Lately I’ve been feeling like a bit of an imposter. I’ve been feeling like if I talk about all of the things I DON’T know that somehow I’ll get found out and kicked out of the club.
Here’s the thing: Bottling it all up is just making me feel worse. So I’m going to name it: Sometimes I feel like a fraud. Sometimes I feel like I can’t be a Deacon in the NAOCC because I don’t know enough, because I am new to Catholicism, because I was wearing my alb backwards and it was all wrinkly (true story). I feel like I’m a fake.
But here’s what I do know: When I think of some of the people who have mostly deeply influenced my faith I think of Dorothy Day, Philip and Daniel Berrigan, Saint Benedict, John J. McNeill, and others. It’s these radical Catholics who have answered the call of God.
When I think about the places that I have felt at home in it’s the la Basilique du Sacre’ Coeur de Montmatre and all of the other cathedrals and small churches we wandered through in Paris. It’s in the stone and the chill. The silence and the candle light.

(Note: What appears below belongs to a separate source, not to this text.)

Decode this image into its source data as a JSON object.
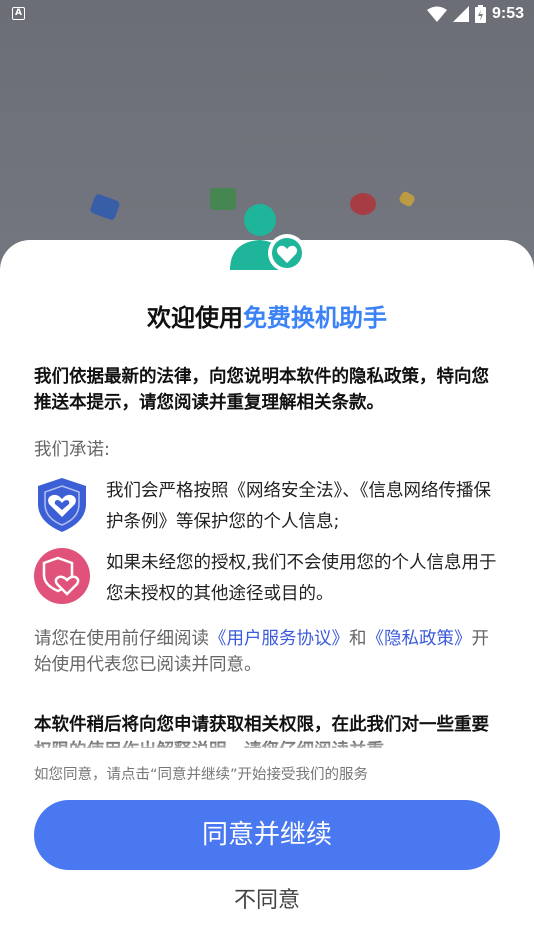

When I think of the people I most want to emulate it’s the people above and Thomas Merton, Sister Joan Chittister, Mother Theresa, Oscar Romero, and more.
I am drawn to the rich tradition of contemplative life, drawn to the mystery and wonder of the Mass, drawn to the liturgy of the hours, drawn to the rituals of a church that are unfamiliar to me but that feel like home.

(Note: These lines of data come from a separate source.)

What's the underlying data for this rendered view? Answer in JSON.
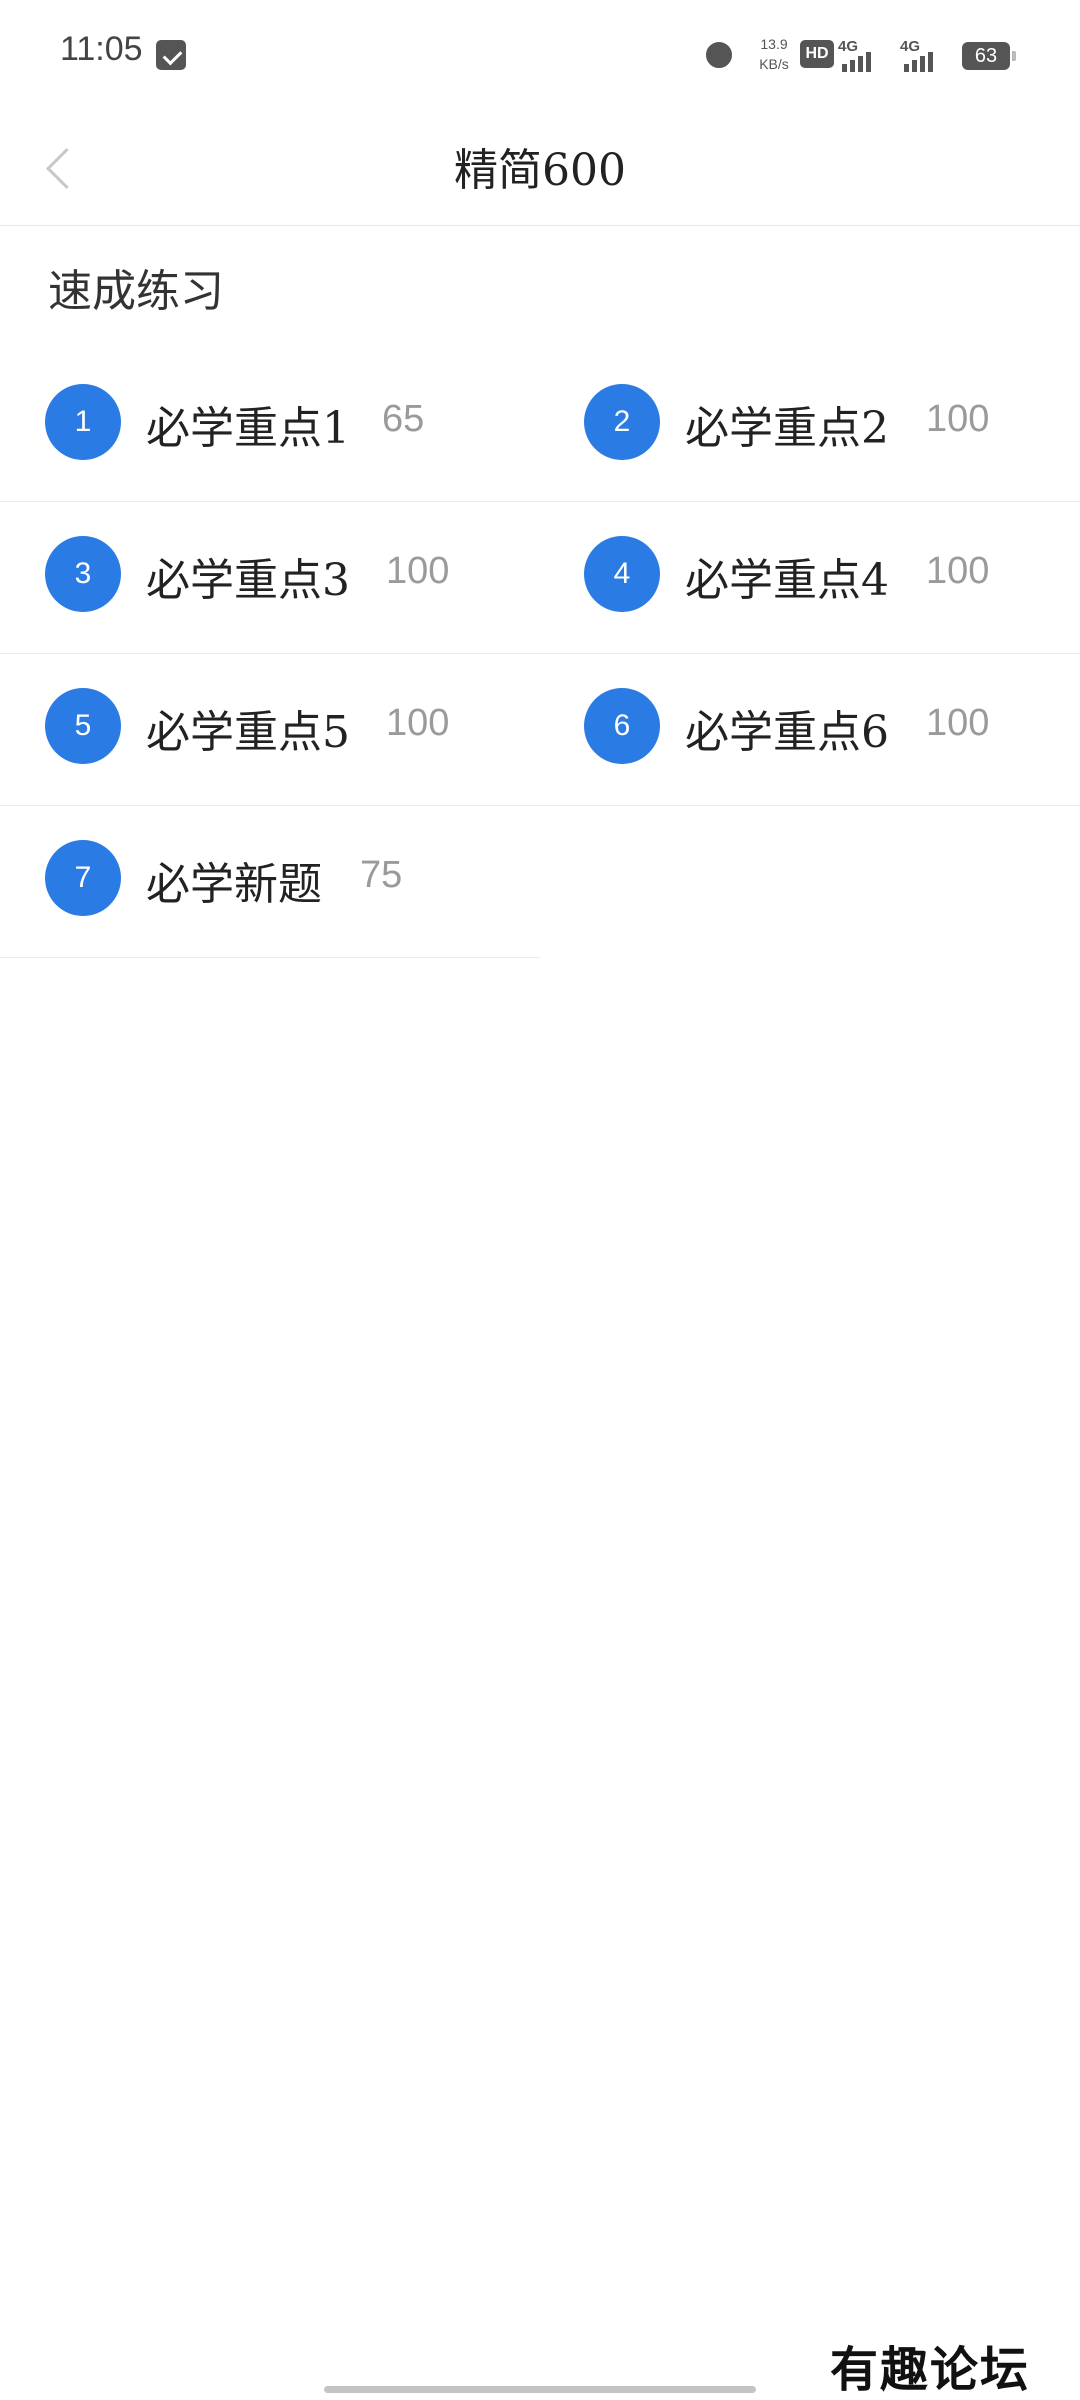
{
  "status_bar": {
    "time": "11:05",
    "net_speed_value": "13.9",
    "net_speed_unit": "KB/s",
    "hd_label": "HD",
    "signal1_label": "4G",
    "signal2_label": "4G",
    "battery": "63"
  },
  "header": {
    "title": "精简600"
  },
  "section": {
    "title": "速成练习"
  },
  "items": [
    {
      "index": "1",
      "name": "必学重点1",
      "count": "65"
    },
    {
      "index": "2",
      "name": "必学重点2",
      "count": "100"
    },
    {
      "index": "3",
      "name": "必学重点3",
      "count": "100"
    },
    {
      "index": "4",
      "name": "必学重点4",
      "count": "100"
    },
    {
      "index": "5",
      "name": "必学重点5",
      "count": "100"
    },
    {
      "index": "6",
      "name": "必学重点6",
      "count": "100"
    },
    {
      "index": "7",
      "name": "必学新题",
      "count": "75"
    }
  ],
  "watermark": "有趣论坛",
  "colors": {
    "accent": "#2b7be4",
    "count_text": "#9a9a9a",
    "divider": "#ececec"
  }
}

So no, I don’t have all of the answers. I don’t know when to stand and when to kneel. There are generations of cultures and customs that leave me confused. My alb is on backwards and wrinkled and I can’t figure out how to attach the full band collar to my shirt quite yet. But I am in this. I am in this process and in this church because I believe in it and because it believes in me. And I believe that we need each other and will do something beautiful in the world.